Rae Armantrout was born in 1947 in Vallejo near San Francisco. While she was studying in Berkeley and San Francisco she was very active on the literary scene from which the group of “Language Poets” emerged. She participated in the establishment of many different cultural projects in the California Bay Area, and she has been teaching literature and writing for more than 20 years at the University of California, San Diego.
The “Language Poets” are considered to be the most prominent group of American post-modern poets, with Armantrout as their most lyric representative. Her poems deal with the phrasal nature of the symbolic system of language, which she encounters with cautious suspicion because it reproduces and confirms a morally dubious reality. “I think that if I didn’t write against norms, I wouldn’t be writing”, says Armantrout, who also describes her work as a “focus on the interventions of capitalism into consciousness”. At the same time the poet scrutinises her own language and thereby performs a deconstructive process. In her short and meticulously combined poems she mixes different levels of language, alienates quotations, stages provocative coincidences as well as linguistic accidents, and composes very obvious punchlines. As a result of this style, her texts are jolty, heterogeneous and opaque. The surprising changes in the short lines of the poems, which are written in everyday speech, also inhibit the readibility and lead to a challenging ambiguity. Her first volume of poems “Extremities” (1978) has so far been followed up by seven further collections concerned with the construction of femininity and the question of beauty, and the themes of time and memory. In 1998 her prose memoir “True”, which demonstrates Armantrout’s narrative talent, was published.
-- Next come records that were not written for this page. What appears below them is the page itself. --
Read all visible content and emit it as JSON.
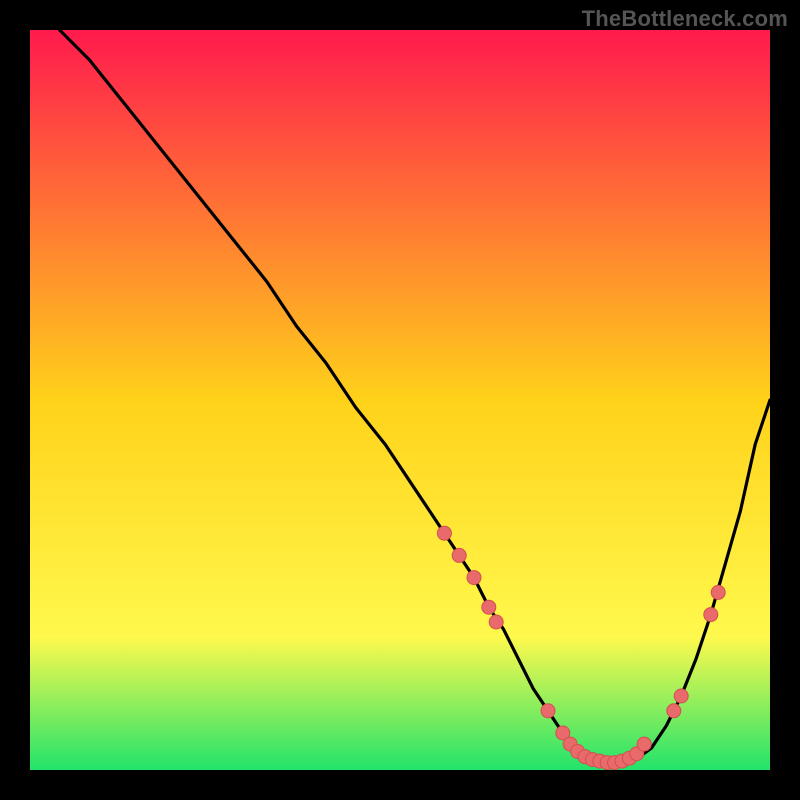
{
  "watermark": "TheBottleneck.com",
  "colors": {
    "background": "#000000",
    "gradient_top": "#ff1a4d",
    "gradient_mid": "#ffd21a",
    "gradient_low": "#fff94d",
    "gradient_bottom": "#21e36b",
    "curve": "#000000",
    "marker_fill": "#e96a6a",
    "marker_stroke": "#d44f4f",
    "frame": "#000000"
  },
  "chart_data": {
    "type": "line",
    "title": "",
    "xlabel": "",
    "ylabel": "",
    "xlim": [
      0,
      100
    ],
    "ylim": [
      0,
      100
    ],
    "grid": false,
    "legend": false,
    "series": [
      {
        "name": "bottleneck-curve",
        "x": [
          4,
          8,
          12,
          16,
          20,
          24,
          28,
          32,
          36,
          40,
          44,
          48,
          52,
          54,
          56,
          58,
          60,
          62,
          64,
          66,
          68,
          70,
          72,
          74,
          76,
          78,
          80,
          82,
          84,
          86,
          88,
          90,
          92,
          94,
          96,
          98,
          100
        ],
        "y": [
          100,
          96,
          91,
          86,
          81,
          76,
          71,
          66,
          60,
          55,
          49,
          44,
          38,
          35,
          32,
          29,
          26,
          22,
          19,
          15,
          11,
          8,
          5,
          3,
          1.5,
          1,
          1,
          1.5,
          3,
          6,
          10,
          15,
          21,
          28,
          35,
          44,
          50
        ]
      }
    ],
    "markers": [
      {
        "x": 56,
        "y": 32
      },
      {
        "x": 58,
        "y": 29
      },
      {
        "x": 60,
        "y": 26
      },
      {
        "x": 62,
        "y": 22
      },
      {
        "x": 63,
        "y": 20
      },
      {
        "x": 70,
        "y": 8
      },
      {
        "x": 72,
        "y": 5
      },
      {
        "x": 73,
        "y": 3.5
      },
      {
        "x": 74,
        "y": 2.5
      },
      {
        "x": 75,
        "y": 1.8
      },
      {
        "x": 76,
        "y": 1.4
      },
      {
        "x": 77,
        "y": 1.2
      },
      {
        "x": 78,
        "y": 1.0
      },
      {
        "x": 79,
        "y": 1.0
      },
      {
        "x": 80,
        "y": 1.2
      },
      {
        "x": 81,
        "y": 1.6
      },
      {
        "x": 82,
        "y": 2.2
      },
      {
        "x": 83,
        "y": 3.5
      },
      {
        "x": 87,
        "y": 8
      },
      {
        "x": 88,
        "y": 10
      },
      {
        "x": 92,
        "y": 21
      },
      {
        "x": 93,
        "y": 24
      }
    ]
  }
}
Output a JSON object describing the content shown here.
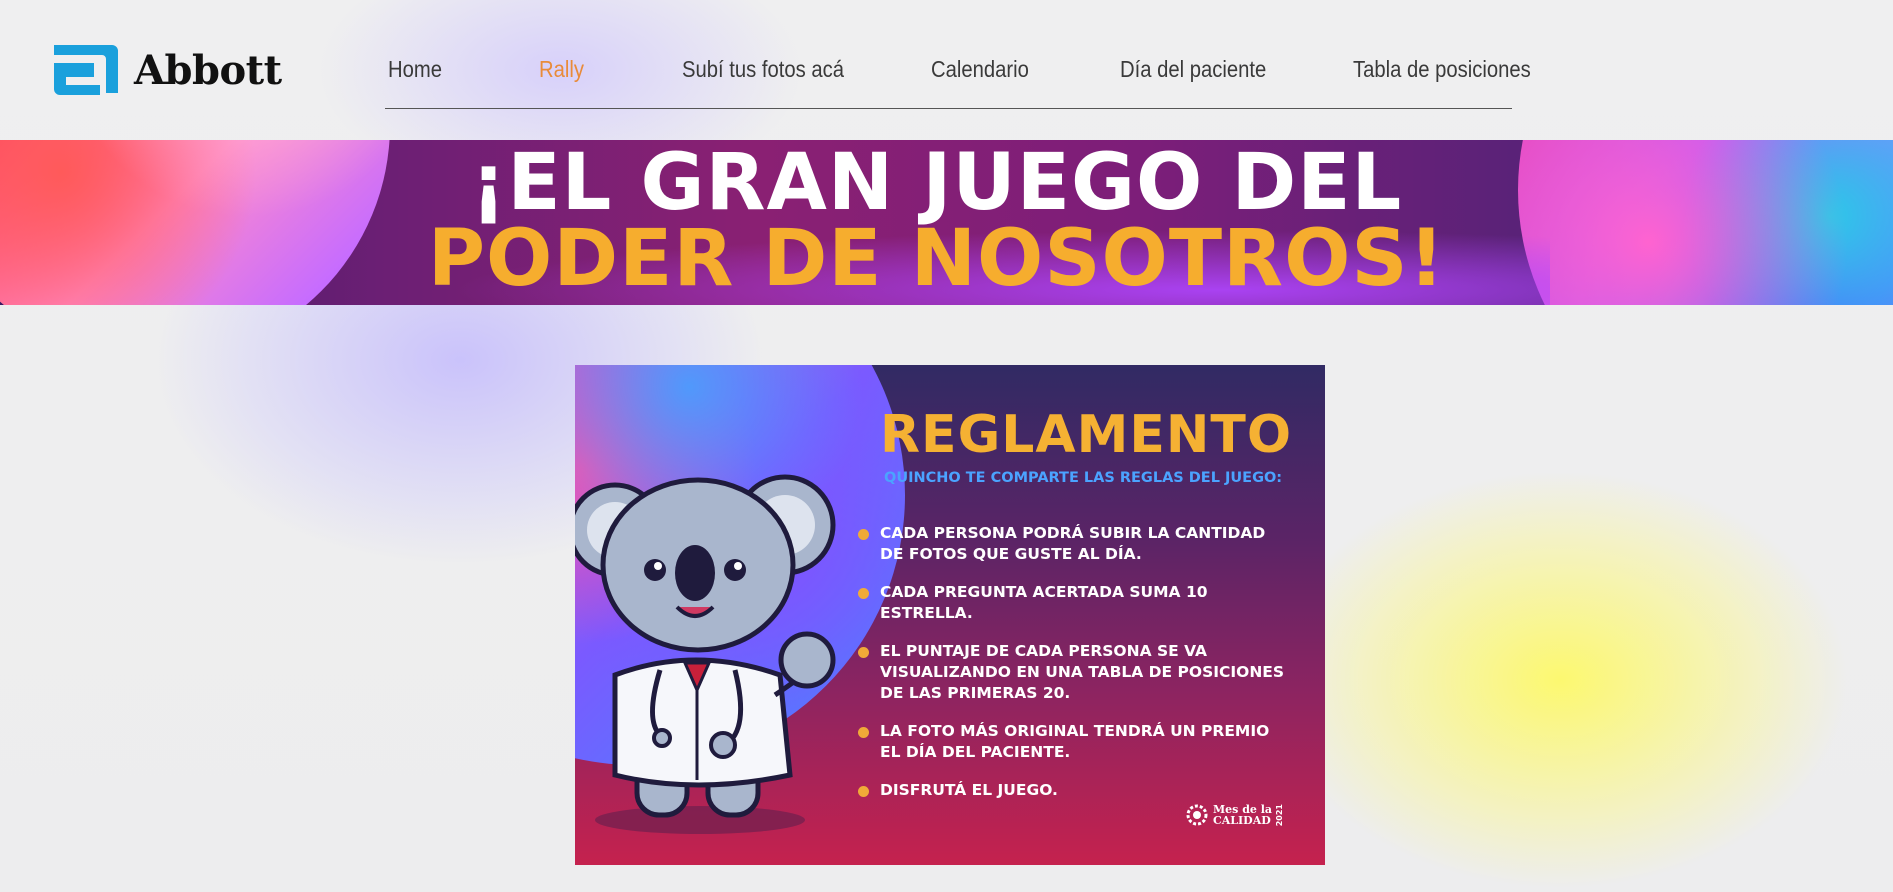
{
  "brand": {
    "name": "Abbott"
  },
  "nav": {
    "items": [
      {
        "label": "Home",
        "active": false
      },
      {
        "label": "Rally",
        "active": true
      },
      {
        "label": "Subí tus fotos acá",
        "active": false
      },
      {
        "label": "Calendario",
        "active": false
      },
      {
        "label": "Día del paciente",
        "active": false
      },
      {
        "label": "Tabla de posiciones",
        "active": false
      }
    ],
    "active_color": "#e98b39"
  },
  "banner": {
    "line1": "¡EL GRAN JUEGO DEL",
    "line2": "PODER DE NOSOTROS!"
  },
  "poster": {
    "title": "REGLAMENTO",
    "subtitle": "QUINCHO TE COMPARTE LAS REGLAS DEL JUEGO:",
    "rules": [
      "CADA PERSONA PODRÁ SUBIR LA CANTIDAD\nDE FOTOS QUE GUSTE AL DÍA.",
      "CADA PREGUNTA ACERTADA SUMA 10 ESTRELLA.",
      "EL PUNTAJE DE CADA PERSONA SE VA\nVISUALIZANDO EN UNA TABLA DE POSICIONES\nDE LAS PRIMERAS 20.",
      "LA FOTO MÁS ORIGINAL TENDRÁ UN PREMIO\nEL DÍA DEL PACIENTE.",
      "DISFRUTÁ EL JUEGO."
    ],
    "badge": {
      "line1": "Mes de la",
      "line2": "CALIDAD",
      "year": "2021"
    }
  }
}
In “Veil” (2001) new poems are combined with poems from previous collections such as “The Invention of Hunger” (1979), “Precedence” (1985), “Made to Seem” (1995) and “The Pretext” (2001).
Armantrout has been awarded the Fund for Poetry Award twice. She was given a California Arts Council Fellowship and was Writer in Residence at Bard College, and at the California College of Arts and Crafts, Oakland. Her poems have been published in numerous anthologies including: “Best American Poetry” in the years 1989, 2001 and 2002, “Postmodern American Poetry: A Norton Anthology” (1994) and “Poems for the Millennium” (1998).